I was pointed by Fred Wilson this morning to the post Media Wants to be Free (But Not in the Way You Think) over at Trickster, and it is one of the posts to which I linked earlier.
I really like this post because it puts a finger on an issue I’ve ranted about before: the freedom of media movement.
Chervokas touches on the real issue but I don’t think he goes into it enough:
Media companies—producers, owners of programming networks, distributors—had better start thinking not outside the box but outside the device and outside the pipe. That’s the information freedom that consumers want and that consumers will implement whether media companies like it or not.
The point is that as a consumer I want to be able to use my media whenever and wherever I want. This means, more than anything, that companies need to abandon the ancient and abysmal model of forcing me to match media to device and bundle crap with cream.
What’s the most popular media purchase today? Well, it’s probably DVDs, but near the top of the list is the digital single. iTunes is nearing their 1 billionth song downloaded, and this is based on the idea that you can pick the songs you like (the cream) and ditch the rest of the CD (the crap).
As Chervokas points out, consumers have already decided this is how we want to get our media, and since the media companies refuse to give us a structured way to do it, file sharing has run amok.
But this is all sort of ancillary to my main point, which is that the best example i think available to big media is Valve Software. Last year Valve released the sequel to one of the best selling video games of all time, and when they did, they built “DRM” straight into the program, but they let the user take it where they wanted.
I bought, more than the game, a “Steam account.” This account lets me use any computer to log into their system and play the games I’ve paid for. Let me say that again.
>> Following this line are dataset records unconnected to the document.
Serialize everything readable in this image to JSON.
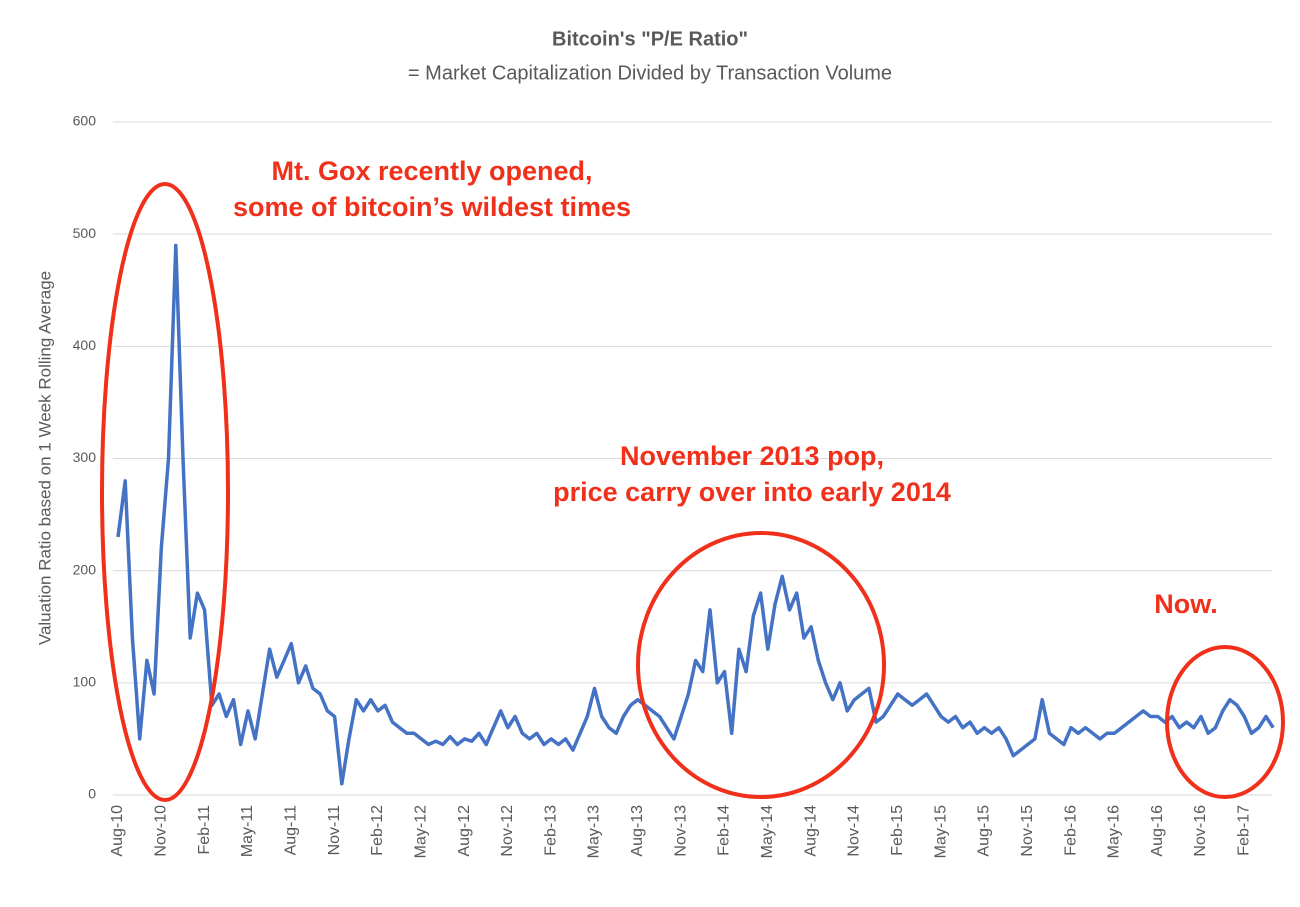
{
  "chart_data": {
    "type": "line",
    "title": "Bitcoin's \"P/E Ratio\"",
    "subtitle": "= Market Capitalization Divided by Transaction Volume",
    "y_label": "Valuation Ratio based on 1 Week Rolling Average",
    "categories": [
      "Aug-10",
      null,
      null,
      null,
      null,
      null,
      "Nov-10",
      null,
      null,
      null,
      null,
      null,
      "Feb-11",
      null,
      null,
      null,
      null,
      null,
      "May-11",
      null,
      null,
      null,
      null,
      null,
      "Aug-11",
      null,
      null,
      null,
      null,
      null,
      "Nov-11",
      null,
      null,
      null,
      null,
      null,
      "Feb-12",
      null,
      null,
      null,
      null,
      null,
      "May-12",
      null,
      null,
      null,
      null,
      null,
      "Aug-12",
      null,
      null,
      null,
      null,
      null,
      "Nov-12",
      null,
      null,
      null,
      null,
      null,
      "Feb-13",
      null,
      null,
      null,
      null,
      null,
      "May-13",
      null,
      null,
      null,
      null,
      null,
      "Aug-13",
      null,
      null,
      null,
      null,
      null,
      "Nov-13",
      null,
      null,
      null,
      null,
      null,
      "Feb-14",
      null,
      null,
      null,
      null,
      null,
      "May-14",
      null,
      null,
      null,
      null,
      null,
      "Aug-14",
      null,
      null,
      null,
      null,
      null,
      "Nov-14",
      null,
      null,
      null,
      null,
      null,
      "Feb-15",
      null,
      null,
      null,
      null,
      null,
      "May-15",
      null,
      null,
      null,
      null,
      null,
      "Aug-15",
      null,
      null,
      null,
      null,
      null,
      "Nov-15",
      null,
      null,
      null,
      null,
      null,
      "Feb-16",
      null,
      null,
      null,
      null,
      null,
      "May-16",
      null,
      null,
      null,
      null,
      null,
      "Aug-16",
      null,
      null,
      null,
      null,
      null,
      "Nov-16",
      null,
      null,
      null,
      null,
      null,
      "Feb-17",
      null,
      null,
      null,
      null
    ],
    "values": [
      230,
      280,
      140,
      50,
      120,
      90,
      220,
      300,
      490,
      300,
      140,
      180,
      165,
      80,
      90,
      70,
      85,
      45,
      75,
      50,
      90,
      130,
      105,
      120,
      135,
      100,
      115,
      95,
      90,
      75,
      70,
      10,
      50,
      85,
      75,
      85,
      75,
      80,
      65,
      60,
      55,
      55,
      50,
      45,
      48,
      45,
      52,
      45,
      50,
      48,
      55,
      45,
      60,
      75,
      60,
      70,
      55,
      50,
      55,
      45,
      50,
      45,
      50,
      40,
      55,
      70,
      95,
      70,
      60,
      55,
      70,
      80,
      85,
      80,
      75,
      70,
      60,
      50,
      70,
      90,
      120,
      110,
      165,
      100,
      110,
      55,
      130,
      110,
      160,
      180,
      130,
      170,
      195,
      165,
      180,
      140,
      150,
      120,
      100,
      85,
      100,
      75,
      85,
      90,
      95,
      65,
      70,
      80,
      90,
      85,
      80,
      85,
      90,
      80,
      70,
      65,
      70,
      60,
      65,
      55,
      60,
      55,
      60,
      50,
      35,
      40,
      45,
      50,
      85,
      55,
      50,
      45,
      60,
      55,
      60,
      55,
      50,
      55,
      55,
      60,
      65,
      70,
      75,
      70,
      70,
      65,
      70,
      60,
      65,
      60,
      70,
      55,
      60,
      75,
      85,
      80,
      70,
      55,
      60,
      70,
      60
    ],
    "color": "#4472c4",
    "ylim": [
      0,
      600
    ],
    "yticks": [
      0,
      100,
      200,
      300,
      400,
      500,
      600
    ],
    "grid": true,
    "annotations": [
      {
        "lines": [
          "Mt. Gox recently opened,",
          "some of bitcoin’s wildest times"
        ]
      },
      {
        "lines": [
          "November 2013 pop,",
          "price carry over into early 2014"
        ]
      },
      {
        "lines": [
          "Now."
        ]
      }
    ]
  }
}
I can use my login and password to play the games I’ve purchased from them ANYWHERE, ANYTIME. And they know I have only the legal copies I’ve paid for.
I can’t emphasize enough how opening up technology will help it grow. It’s so frustrating to see everyone fighting over digital formats and proprietary technology when all it does is limit sales and hurt the consumer.
Give me one device that plays everything, and give me a file format that plays everywhere, and a way to buy that media (or if it’s video, watch it for free with ads). I’ll play nice, and I have a feeling a lot of other people will, too.